Anxiety over exposure to anthrax has caused a run on the antibiotic Cipro. Many people have been calling pharmacies trying to get the popular anti-anthrax drug. Doctors warn that taking the antibiotic before getting anthrax can do more harm than good.
There are three types of antibiotics that have been approved for anthrax: ciprofloxacin (Cipro), tetracyclines (including doxycycline), and penicillin.
For people who have been exposed to anthrax but do not have symptoms, 60 days of one of these antibiotics is given to reduce the risk or progression of disease due to inhaled anthrax.
Under emergency plans, the federal government would ship appropriate antibiotics from its stockpile to wherever they are needed.
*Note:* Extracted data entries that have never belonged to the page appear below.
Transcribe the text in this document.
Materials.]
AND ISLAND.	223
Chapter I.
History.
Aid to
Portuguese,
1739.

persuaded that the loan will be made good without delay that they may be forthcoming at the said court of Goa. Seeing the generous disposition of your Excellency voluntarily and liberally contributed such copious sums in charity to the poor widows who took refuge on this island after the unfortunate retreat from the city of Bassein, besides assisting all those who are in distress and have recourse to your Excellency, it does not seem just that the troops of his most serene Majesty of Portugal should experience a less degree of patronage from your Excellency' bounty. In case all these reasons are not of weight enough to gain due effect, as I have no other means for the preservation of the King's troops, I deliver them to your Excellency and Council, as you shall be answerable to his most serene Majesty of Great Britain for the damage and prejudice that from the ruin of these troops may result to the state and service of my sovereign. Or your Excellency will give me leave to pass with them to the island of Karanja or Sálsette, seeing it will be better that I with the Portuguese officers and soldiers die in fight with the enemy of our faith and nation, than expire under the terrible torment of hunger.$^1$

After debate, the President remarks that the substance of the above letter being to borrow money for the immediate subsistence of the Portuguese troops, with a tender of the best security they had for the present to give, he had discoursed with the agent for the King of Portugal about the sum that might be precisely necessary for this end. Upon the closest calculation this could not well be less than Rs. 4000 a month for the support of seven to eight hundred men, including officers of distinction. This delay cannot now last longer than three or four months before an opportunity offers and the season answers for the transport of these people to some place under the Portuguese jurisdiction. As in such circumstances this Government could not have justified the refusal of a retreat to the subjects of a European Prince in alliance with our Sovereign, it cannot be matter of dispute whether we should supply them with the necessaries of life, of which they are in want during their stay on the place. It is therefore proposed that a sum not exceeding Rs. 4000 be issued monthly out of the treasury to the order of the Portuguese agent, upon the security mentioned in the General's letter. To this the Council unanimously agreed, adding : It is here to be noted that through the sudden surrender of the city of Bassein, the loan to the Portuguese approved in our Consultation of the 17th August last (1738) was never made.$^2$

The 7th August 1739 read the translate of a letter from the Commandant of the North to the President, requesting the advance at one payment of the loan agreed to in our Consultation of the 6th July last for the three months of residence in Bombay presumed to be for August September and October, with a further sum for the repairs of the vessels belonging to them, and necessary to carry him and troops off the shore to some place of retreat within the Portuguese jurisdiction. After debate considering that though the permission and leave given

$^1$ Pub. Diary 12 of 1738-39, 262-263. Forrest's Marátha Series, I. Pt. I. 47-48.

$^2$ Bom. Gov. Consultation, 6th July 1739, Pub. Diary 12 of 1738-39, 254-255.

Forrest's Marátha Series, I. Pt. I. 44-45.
Although the FDA does not regulate the practice of medicine, the agency is strongly recommending that physicians not prescribe Cipro for individual patients to have on hand for possible use against inhaled anthrax. In addition to the potential influence on supply of the drug, indiscriminate prescribing and widespread use of Cipro could hasten the development of drug-resistant organisms.
Even though the antibiotic Cipro has been approved by the FDA for treating anthrax, it's only effective after initial exposure to the virus and before the appearance of symptoms. The recommended dose is two 500-milligram pills a day for 60 days. Getting a prescription from a doctor is essential because the drug can cause side effects like nausea and vomiting.